イツキくんもさ、行けるなら行った方がいいよ。卒業した方がいいよ」

「…うん…」



とある街中のカフェで、イツキはカヨと会っていた。
カヨは、以前、黒川と訪れたクラブのホステスで、何となくイツキとは気が合い、たまにメールをしたりお茶をする仲になっていた。
オープンテラスの店で、二人、フルーツとクリームが山盛りになったパンケーキを突く姿は……

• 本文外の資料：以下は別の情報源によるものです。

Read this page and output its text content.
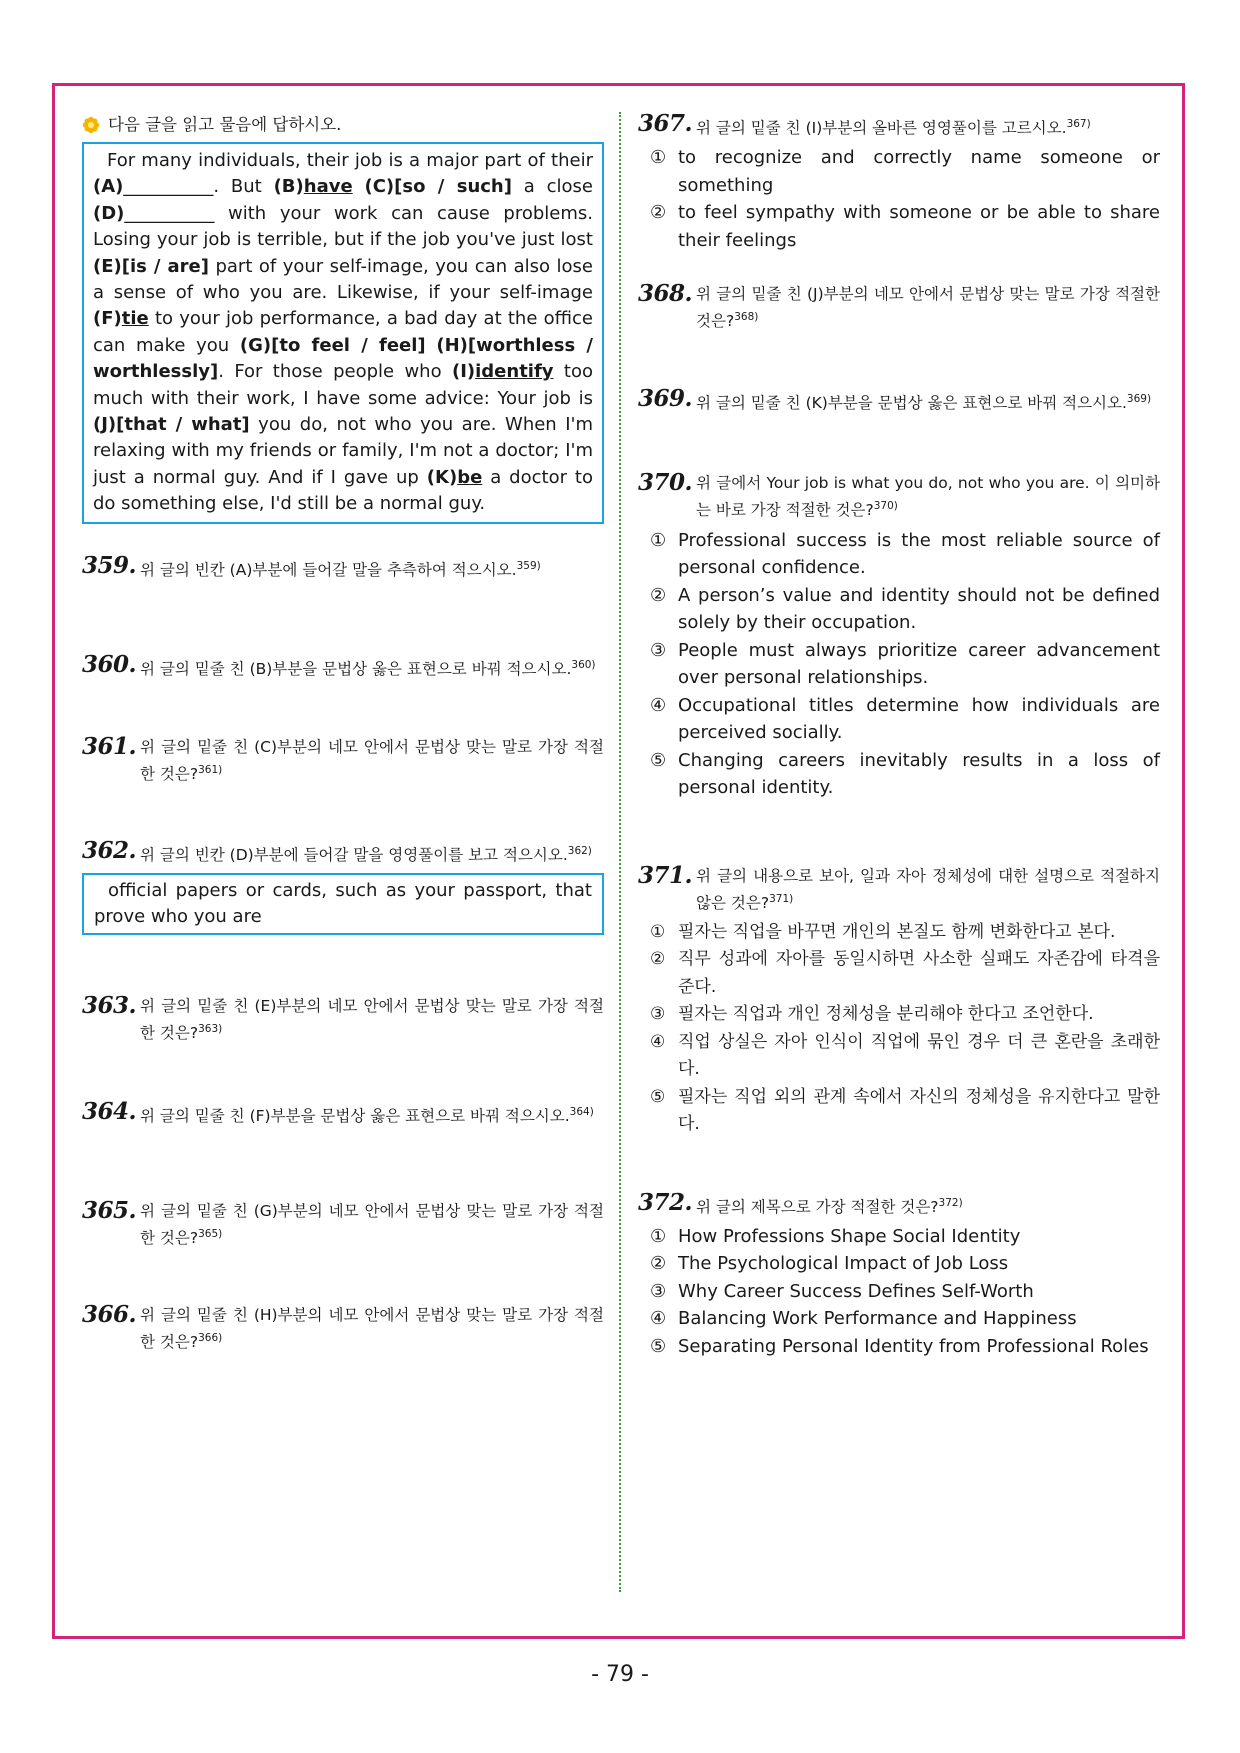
다음 글을 읽고 물음에 답하시오.
For many individuals, their job is a major part of their (A)__________. But (B)have (C)[so / such] a close (D)__________ with your work can cause problems. Losing your job is terrible, but if the job you've just lost (E)[is / are] part of your self-image, you can also lose a sense of who you are. Likewise, if your self-image (F)tie to your job performance, a bad day at the office can make you (G)[to feel / feel] (H)[worthless / worthlessly]. For those people who (I)identify too much with their work, I have some advice: Your job is (J)[that / what] you do, not who you are. When I'm relaxing with my friends or family, I'm not a doctor; I'm just a normal guy. And if I gave up (K)be a doctor to do something else, I'd still be a normal guy.
359. 위 글의 빈칸 (A)부분에 들어갈 말을 추측하여 적으시오.$^{359)}$
360. 위 글의 밑줄 친 (B)부분을 문법상 옳은 표현으로 바꿔 적으시오.$^{360)}$
361. 위 글의 밑줄 친 (C)부분의 네모 안에서 문법상 맞는 말로 가장 적절한 것은?$^{361)}$
362. 위 글의 빈칸 (D)부분에 들어갈 말을 영영풀이를 보고 적으시오.$^{362)}$
official papers or cards, such as your passport, that prove who you are
363. 위 글의 밑줄 친 (E)부분의 네모 안에서 문법상 맞는 말로 가장 적절한 것은?$^{363)}$
364. 위 글의 밑줄 친 (F)부분을 문법상 옳은 표현으로 바꿔 적으시오.$^{364)}$
365. 위 글의 밑줄 친 (G)부분의 네모 안에서 문법상 맞는 말로 가장 적절한 것은?$^{365)}$
366. 위 글의 밑줄 친 (H)부분의 네모 안에서 문법상 맞는 말로 가장 적절한 것은?$^{366)}$
367. 위 글의 밑줄 친 (I)부분의 올바른 영영풀이를 고르시오.$^{367)}$
① to recognize and correctly name someone or something
② to feel sympathy with someone or be able to share their feelings
368. 위 글의 밑줄 친 (J)부분의 네모 안에서 문법상 맞는 말로 가장 적절한 것은?$^{368)}$
369. 위 글의 밑줄 친 (K)부분을 문법상 옳은 표현으로 바꿔 적으시오.$^{369)}$
370. 위 글에서 Your job is what you do, not who you are. 이 의미하는 바로 가장 적절한 것은?$^{370)}$
① Professional success is the most reliable source of personal confidence.
② A person’s value and identity should not be defined solely by their occupation.
③ People must always prioritize career advancement over personal relationships.
④ Occupational titles determine how individuals are perceived socially.
⑤ Changing careers inevitably results in a loss of personal identity.
371. 위 글의 내용으로 보아, 일과 자아 정체성에 대한 설명으로 적절하지 않은 것은?$^{371)}$
① 필자는 직업을 바꾸면 개인의 본질도 함께 변화한다고 본다.
② 직무 성과에 자아를 동일시하면 사소한 실패도 자존감에 타격을 준다.
③ 필자는 직업과 개인 정체성을 분리해야 한다고 조언한다.
④ 직업 상실은 자아 인식이 직업에 묶인 경우 더 큰 혼란을 초래한다.
⑤ 필자는 직업 외의 관계 속에서 자신의 정체성을 유지한다고 말한다.
372. 위 글의 제목으로 가장 적절한 것은?$^{372)}$
① How Professions Shape Social Identity
② The Psychological Impact of Job Loss
③ Why Career Success Defines Self-Worth
④ Balancing Work Performance and Happiness
⑤ Separating Personal Identity from Professional Roles
- 79 -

デートというよりはむしろ、女子会という方が近い感じだった。



「黒川さまだって、別に、文句は言わないんでしょ? イツキくんがガッコー行ってる事」
「言わないけどさ。…でも、どうでもいいって思ってるんだよ、多分。気が向いたらいつだって、辞めさせられちゃう…」
「ふぅん。黒川さまって、ソクバッキーね。結構、面倒臭いかもー」



カヨの言葉にイツキは声を上げて笑い、カヨも一緒に笑い出す。


それから話はカヨの、今一番新しいカレシの自慢話になり、イツキも負けじと、ミツオの話などをしてみる。
そしてまた二人できゃあきゃあと笑い合う。

こんな、どうでも良い時間が、
たまには、イツキには、必要だった。